【特集】4大会連続無冠の屈辱からはい上がれるか、高校レスリング界の雄・霞ヶ浦【2008年6月5日】







 霞ヶ浦高校といえば、1990年から2000年にかけてインターハイ11連覇を達成するなど、輝かしい成績を持つ高校レスリング界の超強豪チーム。「KASUMI」のシングレットを着ているだけで強く見えるとさえ言われ、”常勝チーム”のオーラを放っている。

 しかし、昨年の夏から苦戦が続いている。佐賀インターハイでは秋田商(秋田)に敗れて2年ぶりの団体優勝を阻まれた。今年2月の関東高校選抜大会では花咲徳栄(埼玉)に決勝で敗れた。続く3月の全国高校選抜大会では決勝で京都八幡(京都)に敗れて2連覇ならず。

 迎えた5月31日〜6月1日の関東高校大会(埼玉・東松山市)。この大会は昨年まで13連覇中で過去24度の優勝経験がある。3年ぶりのインターハイ団体優勝に向けて、建て直しを図るいい機会だった。しかし……。

■「指導者が悪い」と自分を責めた名匠・大沢監督

 個人戦の総合得点で団体戦を競うこの大会。初日で優勝の可能性がなくなってしまうという事態になってしまった。創部4年目ながら急成長の花咲徳栄が5階級で決勝進出。一方で霞ヶ浦高は3階級しか決勝に駒を進められなかった。

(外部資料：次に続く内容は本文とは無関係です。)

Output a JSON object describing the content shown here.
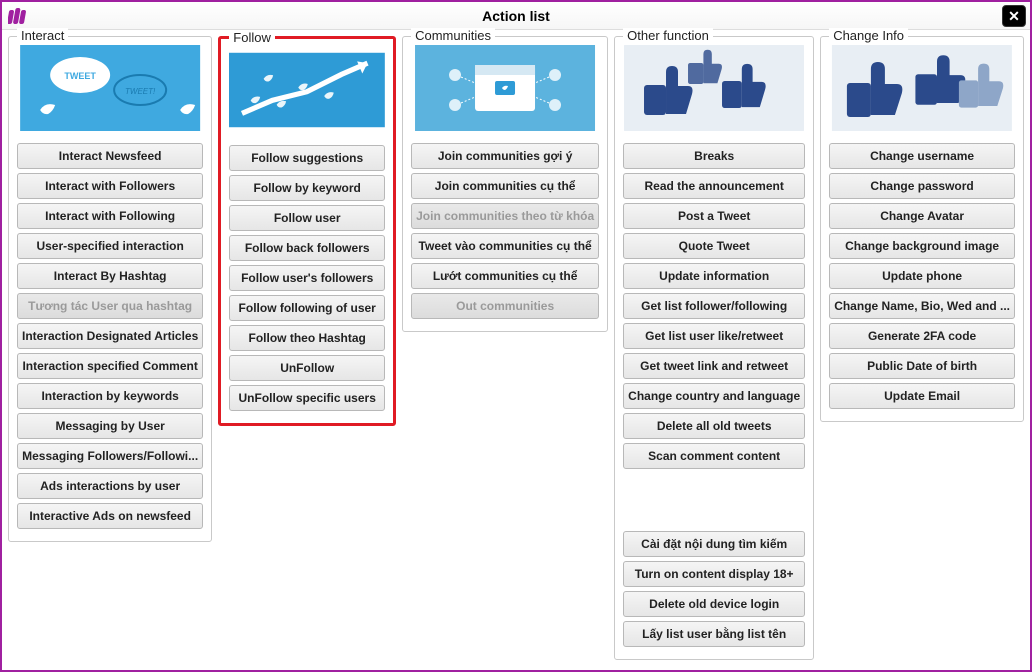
{
  "window": {
    "title": "Action list"
  },
  "groups": {
    "interact": {
      "title": "Interact",
      "buttons": [
        {
          "label": "Interact Newsfeed",
          "enabled": true
        },
        {
          "label": "Interact with Followers",
          "enabled": true
        },
        {
          "label": "Interact with Following",
          "enabled": true
        },
        {
          "label": "User-specified interaction",
          "enabled": true
        },
        {
          "label": "Interact By Hashtag",
          "enabled": true
        },
        {
          "label": "Tương tác User qua hashtag",
          "enabled": false
        },
        {
          "label": "Interaction Designated Articles",
          "enabled": true
        },
        {
          "label": "Interaction specified Comment",
          "enabled": true
        },
        {
          "label": "Interaction by keywords",
          "enabled": true
        },
        {
          "label": "Messaging by User",
          "enabled": true
        },
        {
          "label": "Messaging Followers/Followi...",
          "enabled": true
        },
        {
          "label": "Ads interactions by user",
          "enabled": true
        },
        {
          "label": "Interactive Ads on newsfeed",
          "enabled": true
        }
      ]
    },
    "follow": {
      "title": "Follow",
      "buttons": [
        {
          "label": "Follow suggestions",
          "enabled": true
        },
        {
          "label": "Follow by keyword",
          "enabled": true
        },
        {
          "label": "Follow user",
          "enabled": true
        },
        {
          "label": "Follow back followers",
          "enabled": true
        },
        {
          "label": "Follow user's followers",
          "enabled": true
        },
        {
          "label": "Follow following of user",
          "enabled": true
        },
        {
          "label": "Follow theo Hashtag",
          "enabled": true
        },
        {
          "label": "UnFollow",
          "enabled": true
        },
        {
          "label": "UnFollow specific users",
          "enabled": true
        }
      ]
    },
    "communities": {
      "title": "Communities",
      "buttons": [
        {
          "label": "Join communities gợi ý",
          "enabled": true
        },
        {
          "label": "Join communities cụ thể",
          "enabled": true
        },
        {
          "label": "Join communities theo từ khóa",
          "enabled": false
        },
        {
          "label": "Tweet vào communities cụ thể",
          "enabled": true
        },
        {
          "label": "Lướt communities cụ thể",
          "enabled": true
        },
        {
          "label": "Out communities",
          "enabled": false
        }
      ]
    },
    "other": {
      "title": "Other function",
      "buttons_top": [
        {
          "label": "Breaks",
          "enabled": true
        },
        {
          "label": "Read the announcement",
          "enabled": true
        },
        {
          "label": "Post a Tweet",
          "enabled": true
        },
        {
          "label": "Quote  Tweet",
          "enabled": true
        },
        {
          "label": "Update information",
          "enabled": true
        },
        {
          "label": "Get list follower/following",
          "enabled": true
        },
        {
          "label": "Get list user like/retweet",
          "enabled": true
        },
        {
          "label": "Get tweet link and retweet",
          "enabled": true
        },
        {
          "label": "Change country and language",
          "enabled": true
        },
        {
          "label": "Delete all old tweets",
          "enabled": true
        },
        {
          "label": "Scan comment content",
          "enabled": true
        }
      ],
      "buttons_bottom": [
        {
          "label": "Cài đặt nội dung tìm kiếm",
          "enabled": true
        },
        {
          "label": "Turn on content display 18+",
          "enabled": true
        },
        {
          "label": "Delete old device login",
          "enabled": true
        },
        {
          "label": "Lấy list user bằng list tên",
          "enabled": true
        }
      ]
    },
    "change": {
      "title": "Change Info",
      "buttons": [
        {
          "label": "Change username",
          "enabled": true
        },
        {
          "label": "Change password",
          "enabled": true
        },
        {
          "label": "Change Avatar",
          "enabled": true
        },
        {
          "label": "Change background image",
          "enabled": true
        },
        {
          "label": "Update phone",
          "enabled": true
        },
        {
          "label": "Change Name, Bio, Wed and ...",
          "enabled": true
        },
        {
          "label": "Generate 2FA code",
          "enabled": true
        },
        {
          "label": "Public Date of birth",
          "enabled": true
        },
        {
          "label": "Update Email",
          "enabled": true
        }
      ]
    }
  }
}
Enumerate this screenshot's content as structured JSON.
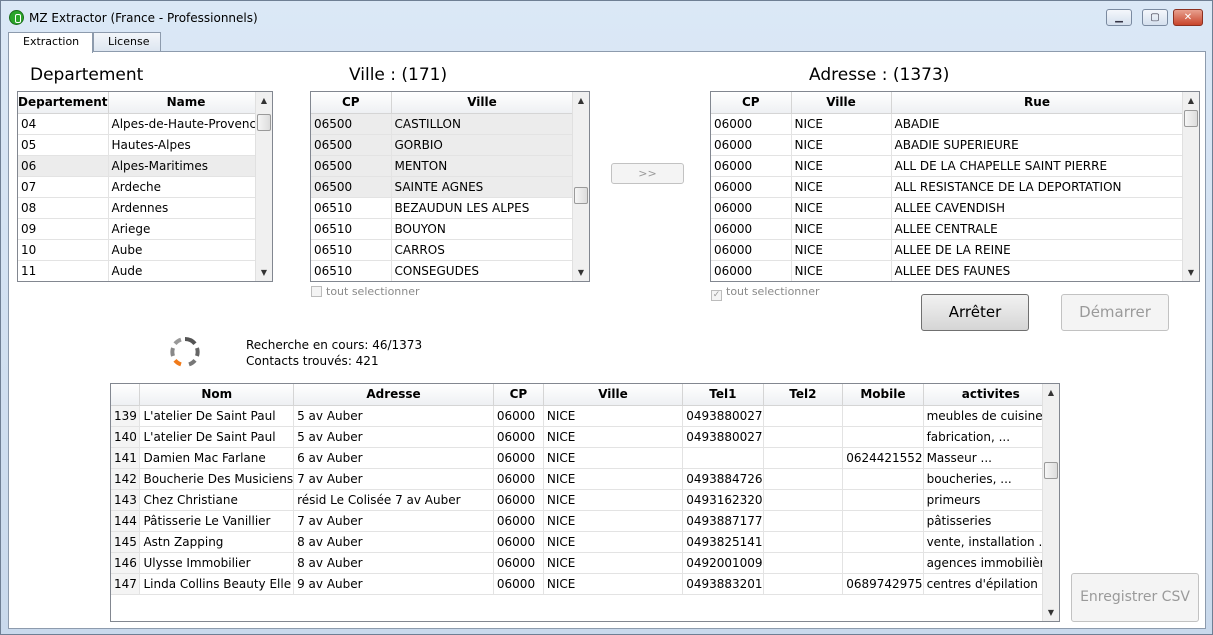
{
  "window": {
    "title": "MZ Extractor (France - Professionnels)",
    "min": "▁",
    "max": "▢",
    "close": "✕"
  },
  "tabs": [
    {
      "label": "Extraction"
    },
    {
      "label": "License"
    }
  ],
  "departement": {
    "title": "Departement",
    "columns": [
      "Departement",
      "Name"
    ],
    "rows": [
      [
        "04",
        "Alpes-de-Haute-Provence"
      ],
      [
        "05",
        "Hautes-Alpes"
      ],
      [
        "06",
        "Alpes-Maritimes"
      ],
      [
        "07",
        "Ardeche"
      ],
      [
        "08",
        "Ardennes"
      ],
      [
        "09",
        "Ariege"
      ],
      [
        "10",
        "Aube"
      ],
      [
        "11",
        "Aude"
      ]
    ]
  },
  "ville": {
    "title": "Ville : (171)",
    "columns": [
      "CP",
      "Ville"
    ],
    "rows": [
      [
        "06500",
        "CASTILLON"
      ],
      [
        "06500",
        "GORBIO"
      ],
      [
        "06500",
        "MENTON"
      ],
      [
        "06500",
        "SAINTE AGNES"
      ],
      [
        "06510",
        "BEZAUDUN LES ALPES"
      ],
      [
        "06510",
        "BOUYON"
      ],
      [
        "06510",
        "CARROS"
      ],
      [
        "06510",
        "CONSEGUDES"
      ]
    ],
    "select_all": "tout selectionner"
  },
  "transfer_button": ">>",
  "adresse": {
    "title": "Adresse : (1373)",
    "columns": [
      "CP",
      "Ville",
      "Rue"
    ],
    "rows": [
      [
        "06000",
        "NICE",
        "ABADIE"
      ],
      [
        "06000",
        "NICE",
        "ABADIE SUPERIEURE"
      ],
      [
        "06000",
        "NICE",
        "ALL DE LA CHAPELLE SAINT PIERRE"
      ],
      [
        "06000",
        "NICE",
        "ALL RESISTANCE DE LA DEPORTATION"
      ],
      [
        "06000",
        "NICE",
        "ALLEE CAVENDISH"
      ],
      [
        "06000",
        "NICE",
        "ALLEE CENTRALE"
      ],
      [
        "06000",
        "NICE",
        "ALLEE DE LA REINE"
      ],
      [
        "06000",
        "NICE",
        "ALLEE DES FAUNES"
      ]
    ],
    "select_all": "tout selectionner"
  },
  "buttons": {
    "stop": "Arrêter",
    "start": "Démarrer",
    "save_csv": "Enregistrer CSV"
  },
  "status": {
    "search": "Recherche en cours: 46/1373",
    "contacts": "Contacts trouvés: 421"
  },
  "results": {
    "columns": [
      "",
      "Nom",
      "Adresse",
      "CP",
      "Ville",
      "Tel1",
      "Tel2",
      "Mobile",
      "activites"
    ],
    "rows": [
      [
        "139",
        "L'atelier De Saint Paul",
        "5 av Auber",
        "06000",
        "NICE",
        "0493880027",
        "",
        "",
        "meubles de cuisine..."
      ],
      [
        "140",
        "L'atelier De Saint Paul",
        "5 av Auber",
        "06000",
        "NICE",
        "0493880027",
        "",
        "",
        "fabrication, ..."
      ],
      [
        "141",
        "Damien Mac Farlane",
        "6 av Auber",
        "06000",
        "NICE",
        "",
        "",
        "0624421552",
        "Masseur ..."
      ],
      [
        "142",
        "Boucherie Des Musiciens",
        "7 av Auber",
        "06000",
        "NICE",
        "0493884726",
        "",
        "",
        "boucheries, ..."
      ],
      [
        "143",
        "Chez Christiane",
        "résid Le Colisée 7 av Auber",
        "06000",
        "NICE",
        "0493162320",
        "",
        "",
        "primeurs"
      ],
      [
        "144",
        "Pâtisserie Le Vanillier",
        "7 av Auber",
        "06000",
        "NICE",
        "0493887177",
        "",
        "",
        "pâtisseries"
      ],
      [
        "145",
        "Astn Zapping",
        "8 av Auber",
        "06000",
        "NICE",
        "0493825141",
        "",
        "",
        "vente, installation ..."
      ],
      [
        "146",
        "Ulysse Immobilier",
        "8 av Auber",
        "06000",
        "NICE",
        "0492001009",
        "",
        "",
        "agences immobilières"
      ],
      [
        "147",
        "Linda Collins Beauty Elle",
        "9 av Auber",
        "06000",
        "NICE",
        "0493883201",
        "",
        "0689742975",
        "centres d'épilation"
      ]
    ]
  }
}
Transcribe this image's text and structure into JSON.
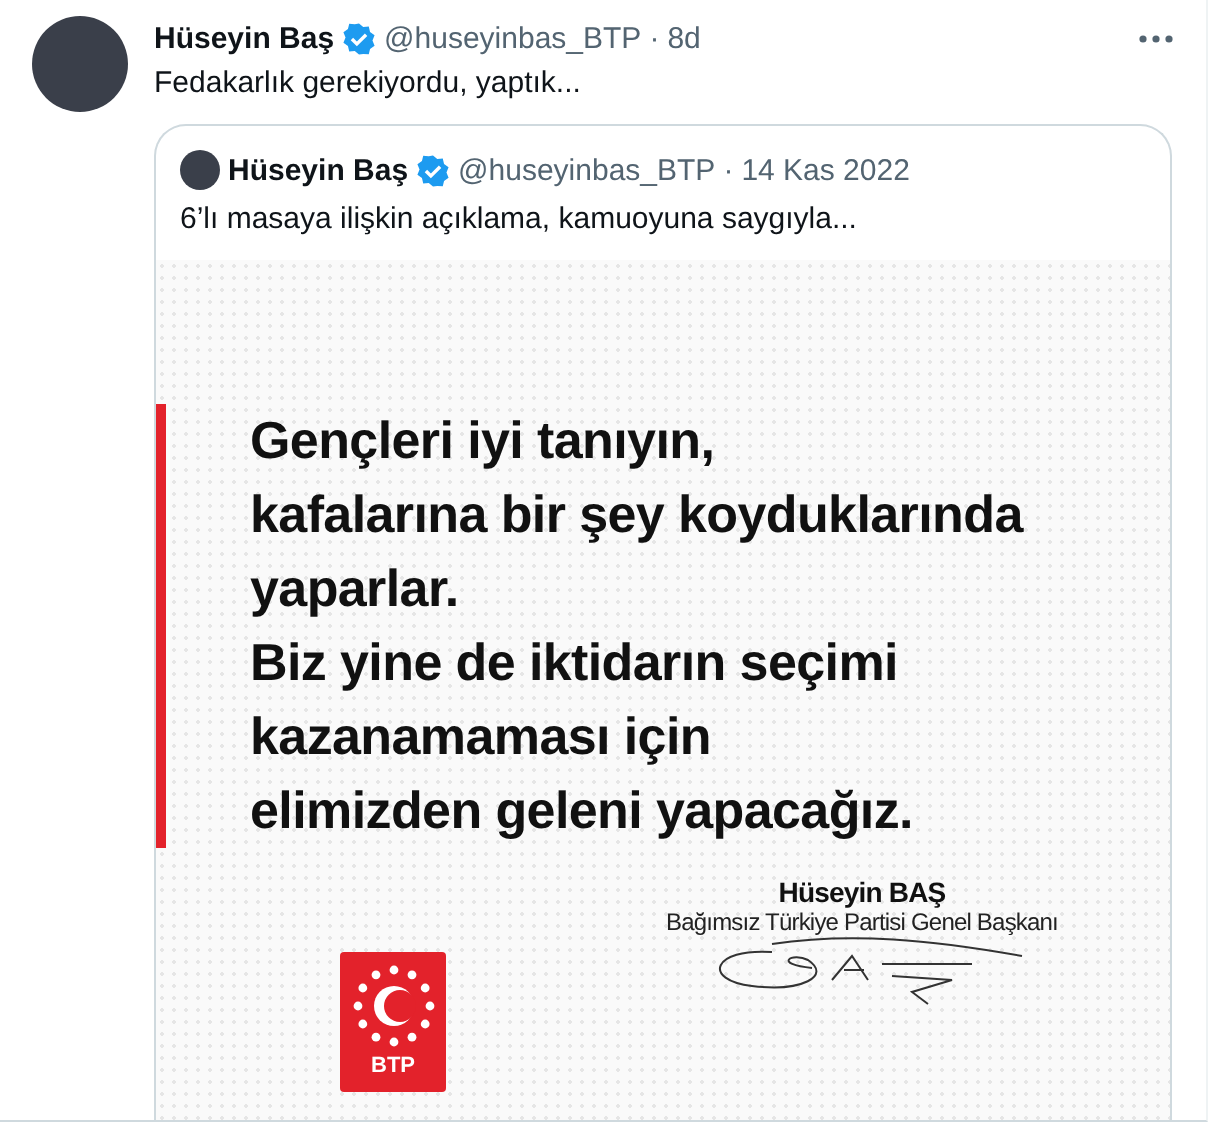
{
  "tweet": {
    "author": "Hüseyin Baş",
    "verified": true,
    "handle": "@huseyinbas_BTP",
    "separator": "·",
    "time": "8d",
    "text": "Fedakarlık gerekiyordu, yaptık...",
    "quote": {
      "author": "Hüseyin Baş",
      "verified": true,
      "handle": "@huseyinbas_BTP",
      "separator": "·",
      "time": "14 Kas 2022",
      "text": "6’lı masaya ilişkin açıklama, kamuoyuna saygıyla...",
      "image": {
        "statement_lines": [
          "Gençleri iyi tanıyın,",
          "kafalarına bir şey koyduklarında",
          "yaparlar.",
          "Biz yine de iktidarın seçimi",
          "kazanamaması için",
          "elimizden geleni yapacağız."
        ],
        "signer_name": "Hüseyin BAŞ",
        "signer_title": "Bağımsız Türkiye Partisi Genel Başkanı",
        "logo_text": "BTP"
      }
    }
  }
}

敗者復活戦で必死にポイントを稼いでも差を縮められず、決勝を前にして大沢友博監督
(右写真)は「今回は完敗です」と白旗を挙げた。

 結局、霞ヶ浦は84s級の菊池峻のみが優勝。「(関東大会で)1階級しか取れないなんて、霞ヶ浦高史上最悪の結果です」と大沢監督。敗北の原因を問われると、真っ先に「指導者が悪いんです」と自分を責めた。

 霞ヶ浦が常勝軍団を築いた原動力は猛練習であり、その厳しさは他の追従を許さなかった。現在もそのスタイルは継続中だという。しかし、ルール改正後、ボールピックアップに持ち込まれて負けるパターンが増え、”常勝・霞ヶ浦”の歯車がずれてしまった。世界においても、2分3ピリオドの現在のルールで勝ち続けるのは難しい。ただ、大沢監督は、「原因はルール以外にもある」と語り始めた。

 「力のある選手はいます。けれど、ライバル高校(花咲徳栄など)に比べると声が出ていない。3年生がおとなしく、他校の『霞ヶ浦高に何が何でも勝ってやる!』という気迫に負けてしまいました。そもそも、大会前から負けていました。大会前に山梨で合宿を張ったんですが、ヘルペスが流行してしまって、調子を落としたまま本番に臨んでしまった」。

 「大きい大会であるほど力を発揮できる」と言われる霞ヶ浦でも、これだけ満身創いの状況を乗り越えるのは難しかった。表彰式の最中、次から次へと他高の生徒が優勝メダルを受賞する光景に、大沢監督はため息をついた。「これで、うちの学校に優勝旗がなくなっちゃった」。インターハイ、関東高校選抜、全国高校選抜、そして関東大会と、常に(その大半が4本の)優勝旗が“常設”してあった霞ヶ浦。4大大会すべてで優勝に手が届かなかったのは、常勝軍団を築いてから初めてのことだ。

■群雄割拠の高校レスリング界で巻き返しなるか

 今後へ向けて、明るい材料もある。霞ヶ浦高の伝統を死守した84s級王者の菊池峻は2年生。3月の全国高校選抜大会でも優勝しており、大沢監督も将来性を認めている。「来年、強いのは霞ヶ浦」との声も聞かれる。それでも、大沢監督は”今”を諦めていない。「まずは今年。8月まであと2ヶ月。このメンバーで作り直します。生徒たちも、これではダメと分かってくれたと思います」。
(左写真=インターハイ王座奪回に向けて選手をあたたかく見守る大沢監督)

 近年の高校レスリング界は、大学レスリング界と同じで群雄割拠の時代に突入している。「北から(挙げると)、秋田商、花咲徳栄、上田西、京都八幡、玉名工業…、全部で8校くらい強力なライバルがいる。今年は本当に激戦です」と大沢監督。かつては1、2校の研究で済んでいたライバル分析が、現在はその4倍。しかも霞ヶ浦は王者ではなくチャレンジャー。そこを勝ち抜くのは、かつての何倍もの力が必要だろう。

 今夏のインターハイは、無冠の悲劇を食らってしまった関東大会の会場(大東文化大学体育館)で行われる。2ヵ月後、同じ場所で大沢監督の胴上げを見ることができるか? 高校レスリング界に不滅の金字塔を打ちたてた霞ヶ浦高の意地に期待したい。